Lessons Learned After Covid?


Show Notes

As the nation awakes from its turkey-induced tryptophan coma, Americans remain a thankful and forgiving people. The mood and the time are right to forgive those bad decisions – but on the latest episode of the Drill Down Peter and Eric reflect on what went wrong in America’s response to the COVID-19 pandemic as the first step to granting forgiveness.

Take Anthony Fauci, the director of the National Institute of Allergy and Infectious Diseases (NIAID), for example. In February of 2020, early in the outbreak, he first urged people not to mask unless they had symptoms. Two months later, he reversed himself and issued general masking orders regardless of any symptoms. Why?

At the time, Fauci and Centers for Disease Control director Dr. Robert Redfield vaguely cited “studies” showing masks were effective against airborne spread of the disease, but in a court deposition this past week Fauci was asked, under oath, to name one such study that backed that up. He could not. As the Epoch Times noted in its coverage of that court testimony, “many studies on masks don’t support their usage, including a CDC study widely cited by top officials, researchers have found.

Fauci sat for an interview with Facebook’s Mark Zuckerberg in mid-2020 and told him that his initial order not to mask was because there was an early worry that there were not enough masks in the US for health care workers who were treating the outbreak but, he added, it later became clear “…we had enough of the equipment, so there was no shortage.” Fauci also said it was clear that even homemade face coverings would work and that “anywhere from 20 to 45 percent of people who were infected didn’t have any symptoms.”

We know better now – that scientific studies have not shown masks were effective – and can see Fauci’s orders at a distance of more than two years as the kind of unscientific public health response that gets made during a crisis, when citizens are looking to their government to “do something.” Ordering up a general masking regime probably seemed like a harmless idea that might possibly do some good, or at least allay the fears of a scared nation.

Forgiveness starts with understanding what went wrong, and why. Yet Fauci, during his deposition, made a court reporter who was sniffling from what she said was allergies put on a face mask while he testified under oath that he could cite no studies, at all, that supported the idea that masking prevents the spread of COVID-19. So, has he really learned anything?

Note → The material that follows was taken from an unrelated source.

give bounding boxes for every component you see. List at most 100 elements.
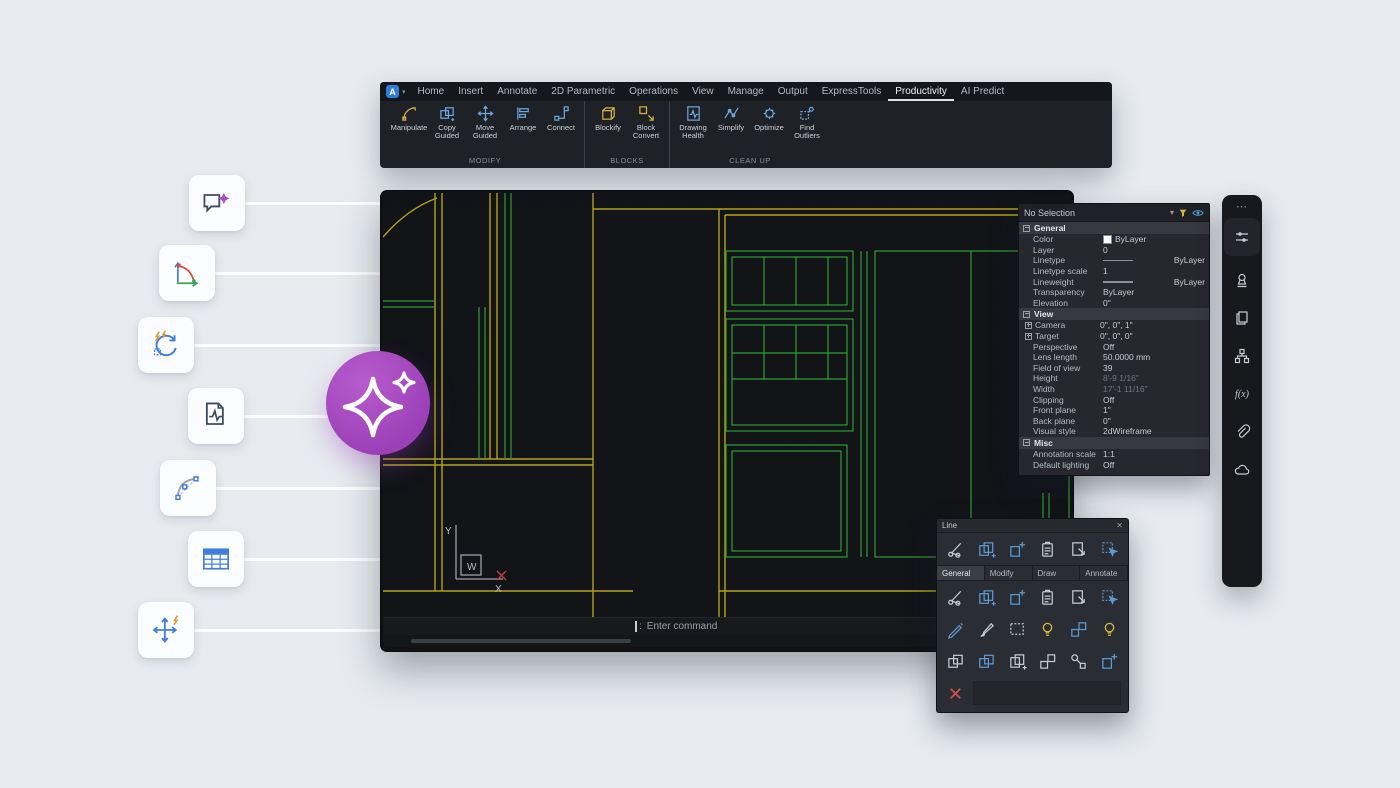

Chinese robot dogAnd what can we say about China, the country where the COVID-19 pandemic emerged? As the US and most other countries are removing the last scraps of COVID restrictions, the Communist Chinese government is still enforcing “zero COVID” policies, including forced lockdowns of entire cities. Eric notes that China just reported a record 30,000 new cases in a single day. As the disease has become less dangerous and treated like a bad flu in freer corners of the world, China is reporting a dramatic upsurge in cases and making the same mistakes again. So far though, as Eric notes, without the robot dogs.

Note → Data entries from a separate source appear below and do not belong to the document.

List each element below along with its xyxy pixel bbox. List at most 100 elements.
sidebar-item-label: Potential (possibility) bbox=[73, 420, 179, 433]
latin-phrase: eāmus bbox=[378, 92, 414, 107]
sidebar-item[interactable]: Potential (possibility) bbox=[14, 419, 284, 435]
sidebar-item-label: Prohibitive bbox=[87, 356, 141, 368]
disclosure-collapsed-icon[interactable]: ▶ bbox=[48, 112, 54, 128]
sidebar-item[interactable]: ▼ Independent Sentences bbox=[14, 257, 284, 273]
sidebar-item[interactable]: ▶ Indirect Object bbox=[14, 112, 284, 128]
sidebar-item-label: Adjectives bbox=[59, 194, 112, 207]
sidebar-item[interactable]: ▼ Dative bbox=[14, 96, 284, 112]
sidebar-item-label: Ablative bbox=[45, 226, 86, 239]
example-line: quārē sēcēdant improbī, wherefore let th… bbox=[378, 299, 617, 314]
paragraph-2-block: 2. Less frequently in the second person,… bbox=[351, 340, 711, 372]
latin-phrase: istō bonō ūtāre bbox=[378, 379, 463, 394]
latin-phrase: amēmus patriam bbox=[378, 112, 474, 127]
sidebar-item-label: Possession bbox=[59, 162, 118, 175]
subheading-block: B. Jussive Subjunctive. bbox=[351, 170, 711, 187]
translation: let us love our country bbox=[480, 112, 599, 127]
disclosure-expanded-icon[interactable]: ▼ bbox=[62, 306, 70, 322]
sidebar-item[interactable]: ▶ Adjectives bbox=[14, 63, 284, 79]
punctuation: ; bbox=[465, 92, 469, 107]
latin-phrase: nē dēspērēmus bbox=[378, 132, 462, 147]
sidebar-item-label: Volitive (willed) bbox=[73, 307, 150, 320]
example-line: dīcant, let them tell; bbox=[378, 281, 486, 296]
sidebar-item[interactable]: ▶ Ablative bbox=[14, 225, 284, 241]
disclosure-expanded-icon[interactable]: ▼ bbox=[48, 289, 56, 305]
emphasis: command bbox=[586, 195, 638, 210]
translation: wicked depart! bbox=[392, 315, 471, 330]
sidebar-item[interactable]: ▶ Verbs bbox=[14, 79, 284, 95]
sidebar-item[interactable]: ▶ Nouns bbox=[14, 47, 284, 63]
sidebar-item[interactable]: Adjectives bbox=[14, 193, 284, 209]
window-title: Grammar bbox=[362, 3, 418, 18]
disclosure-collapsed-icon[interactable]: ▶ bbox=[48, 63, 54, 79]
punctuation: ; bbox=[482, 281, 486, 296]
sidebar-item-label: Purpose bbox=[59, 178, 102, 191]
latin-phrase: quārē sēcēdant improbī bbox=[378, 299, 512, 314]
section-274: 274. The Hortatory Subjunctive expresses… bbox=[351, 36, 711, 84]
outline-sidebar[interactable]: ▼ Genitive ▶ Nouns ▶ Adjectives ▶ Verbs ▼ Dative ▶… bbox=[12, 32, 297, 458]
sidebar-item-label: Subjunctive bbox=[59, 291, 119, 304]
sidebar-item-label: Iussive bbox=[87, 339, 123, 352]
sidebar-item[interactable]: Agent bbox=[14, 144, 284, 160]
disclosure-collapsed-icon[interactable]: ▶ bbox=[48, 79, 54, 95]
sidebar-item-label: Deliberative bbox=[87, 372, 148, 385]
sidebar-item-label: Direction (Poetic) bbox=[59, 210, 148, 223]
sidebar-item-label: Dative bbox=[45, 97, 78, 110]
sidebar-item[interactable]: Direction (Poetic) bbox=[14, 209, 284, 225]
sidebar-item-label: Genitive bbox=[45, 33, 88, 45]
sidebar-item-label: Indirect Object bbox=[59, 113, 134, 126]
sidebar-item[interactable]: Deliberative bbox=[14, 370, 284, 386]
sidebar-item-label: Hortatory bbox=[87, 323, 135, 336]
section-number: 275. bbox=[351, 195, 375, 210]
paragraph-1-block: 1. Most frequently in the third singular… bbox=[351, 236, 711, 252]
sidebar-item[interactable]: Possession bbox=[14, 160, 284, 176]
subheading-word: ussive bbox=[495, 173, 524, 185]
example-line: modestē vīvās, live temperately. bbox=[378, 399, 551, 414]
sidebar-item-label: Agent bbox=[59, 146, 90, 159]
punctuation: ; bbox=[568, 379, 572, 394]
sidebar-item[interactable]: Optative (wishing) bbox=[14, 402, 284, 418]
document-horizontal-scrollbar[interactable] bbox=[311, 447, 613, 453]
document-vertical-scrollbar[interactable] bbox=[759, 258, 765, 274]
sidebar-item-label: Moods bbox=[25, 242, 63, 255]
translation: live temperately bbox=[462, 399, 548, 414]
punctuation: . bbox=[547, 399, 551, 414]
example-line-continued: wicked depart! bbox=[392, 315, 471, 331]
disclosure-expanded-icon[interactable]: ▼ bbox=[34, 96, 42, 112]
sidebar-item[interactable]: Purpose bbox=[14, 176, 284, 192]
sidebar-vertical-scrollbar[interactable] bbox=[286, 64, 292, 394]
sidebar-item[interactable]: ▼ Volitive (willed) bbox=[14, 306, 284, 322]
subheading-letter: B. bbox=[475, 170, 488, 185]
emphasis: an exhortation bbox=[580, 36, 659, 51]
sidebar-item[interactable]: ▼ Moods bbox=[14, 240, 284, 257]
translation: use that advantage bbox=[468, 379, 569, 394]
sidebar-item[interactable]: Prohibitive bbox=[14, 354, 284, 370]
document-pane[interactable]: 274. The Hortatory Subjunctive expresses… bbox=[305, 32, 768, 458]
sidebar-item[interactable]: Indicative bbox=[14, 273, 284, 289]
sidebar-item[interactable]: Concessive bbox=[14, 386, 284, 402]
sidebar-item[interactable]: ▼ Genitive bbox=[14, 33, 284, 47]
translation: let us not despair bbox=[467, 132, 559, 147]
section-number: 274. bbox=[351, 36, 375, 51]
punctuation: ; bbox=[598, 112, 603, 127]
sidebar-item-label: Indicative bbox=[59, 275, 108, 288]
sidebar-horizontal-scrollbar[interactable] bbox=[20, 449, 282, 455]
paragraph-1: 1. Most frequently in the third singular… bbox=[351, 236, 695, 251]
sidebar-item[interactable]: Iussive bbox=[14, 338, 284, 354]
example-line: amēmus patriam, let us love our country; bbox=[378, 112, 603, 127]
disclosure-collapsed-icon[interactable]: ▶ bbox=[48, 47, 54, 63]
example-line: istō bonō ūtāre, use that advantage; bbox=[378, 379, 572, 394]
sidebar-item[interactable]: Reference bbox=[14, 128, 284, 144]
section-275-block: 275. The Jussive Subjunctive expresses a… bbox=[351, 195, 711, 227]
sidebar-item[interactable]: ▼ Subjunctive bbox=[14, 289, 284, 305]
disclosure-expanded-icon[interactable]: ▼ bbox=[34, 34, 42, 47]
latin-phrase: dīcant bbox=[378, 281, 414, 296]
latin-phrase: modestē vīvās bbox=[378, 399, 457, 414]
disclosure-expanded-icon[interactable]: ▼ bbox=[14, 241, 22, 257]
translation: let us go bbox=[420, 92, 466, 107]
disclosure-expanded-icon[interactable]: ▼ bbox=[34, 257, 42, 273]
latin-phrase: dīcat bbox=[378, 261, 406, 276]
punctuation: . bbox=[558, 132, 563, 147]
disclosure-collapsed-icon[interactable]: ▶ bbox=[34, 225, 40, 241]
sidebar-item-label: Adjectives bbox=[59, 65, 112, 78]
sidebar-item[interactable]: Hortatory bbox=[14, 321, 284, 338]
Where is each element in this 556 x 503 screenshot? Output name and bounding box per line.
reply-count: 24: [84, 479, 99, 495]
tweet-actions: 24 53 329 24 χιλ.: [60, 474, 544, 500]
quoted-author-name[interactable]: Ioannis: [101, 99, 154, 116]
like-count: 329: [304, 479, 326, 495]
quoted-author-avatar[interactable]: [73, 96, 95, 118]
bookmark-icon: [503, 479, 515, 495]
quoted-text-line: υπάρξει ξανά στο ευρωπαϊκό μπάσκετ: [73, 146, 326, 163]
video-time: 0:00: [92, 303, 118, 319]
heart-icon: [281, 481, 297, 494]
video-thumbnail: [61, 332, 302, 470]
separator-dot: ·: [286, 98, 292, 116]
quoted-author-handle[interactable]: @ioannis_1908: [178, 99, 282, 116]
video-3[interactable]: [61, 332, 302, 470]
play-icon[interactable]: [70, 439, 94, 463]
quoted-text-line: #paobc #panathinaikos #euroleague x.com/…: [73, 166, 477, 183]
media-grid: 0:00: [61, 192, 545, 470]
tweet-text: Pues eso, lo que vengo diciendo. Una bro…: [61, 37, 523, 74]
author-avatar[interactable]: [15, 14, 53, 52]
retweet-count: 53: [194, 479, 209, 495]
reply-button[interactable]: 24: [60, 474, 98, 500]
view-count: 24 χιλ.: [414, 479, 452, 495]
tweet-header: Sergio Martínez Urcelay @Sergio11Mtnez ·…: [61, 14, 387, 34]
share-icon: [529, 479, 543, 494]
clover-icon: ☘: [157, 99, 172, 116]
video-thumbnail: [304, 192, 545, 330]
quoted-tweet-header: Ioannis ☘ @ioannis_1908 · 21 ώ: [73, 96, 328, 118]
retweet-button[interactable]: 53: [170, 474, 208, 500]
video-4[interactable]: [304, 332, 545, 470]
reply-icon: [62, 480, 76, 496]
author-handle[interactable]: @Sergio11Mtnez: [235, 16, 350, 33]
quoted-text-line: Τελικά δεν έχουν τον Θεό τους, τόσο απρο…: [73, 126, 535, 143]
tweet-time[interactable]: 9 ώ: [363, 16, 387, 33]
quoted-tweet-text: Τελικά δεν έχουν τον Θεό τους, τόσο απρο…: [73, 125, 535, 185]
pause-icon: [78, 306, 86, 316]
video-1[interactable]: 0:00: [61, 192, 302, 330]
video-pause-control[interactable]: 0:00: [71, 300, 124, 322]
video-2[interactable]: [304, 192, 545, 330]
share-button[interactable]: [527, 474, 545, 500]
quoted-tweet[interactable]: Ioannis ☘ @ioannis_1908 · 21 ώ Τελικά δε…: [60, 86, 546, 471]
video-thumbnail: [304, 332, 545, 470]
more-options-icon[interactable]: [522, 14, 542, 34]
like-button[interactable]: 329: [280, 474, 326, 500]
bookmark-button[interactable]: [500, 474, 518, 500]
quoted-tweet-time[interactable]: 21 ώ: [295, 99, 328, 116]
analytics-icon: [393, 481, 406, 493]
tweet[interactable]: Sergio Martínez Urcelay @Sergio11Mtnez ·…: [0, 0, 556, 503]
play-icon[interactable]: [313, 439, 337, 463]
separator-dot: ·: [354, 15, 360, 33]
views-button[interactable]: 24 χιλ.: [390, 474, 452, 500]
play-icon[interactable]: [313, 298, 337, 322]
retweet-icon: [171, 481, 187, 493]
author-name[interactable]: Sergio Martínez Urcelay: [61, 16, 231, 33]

After rare protests this weekend in Chinese cities, the government of Beijing city relented somewhat, announcing Monday it would stop blocking access to apartment compounds in which people have tested positive for Covid-19. That adjustment comes after an apartment fire in Urumqi, the capital of the far western region of Xinjiang, killed ten people and injured nine late last week. The incident triggered public outrage, as it was believed that mobility restrictions either trapped the residents or slowed the dispatch of emergency services.

The truth is that China’s own vaccines against COVID are not nearly as effective as the vaccines developed in the West, and, rather than admitting that, the government is imposing lockdowns. China’s vaccines – CoronaVac and Sinopharm – are not as reliable.

Apparently, China has not learned anything, either.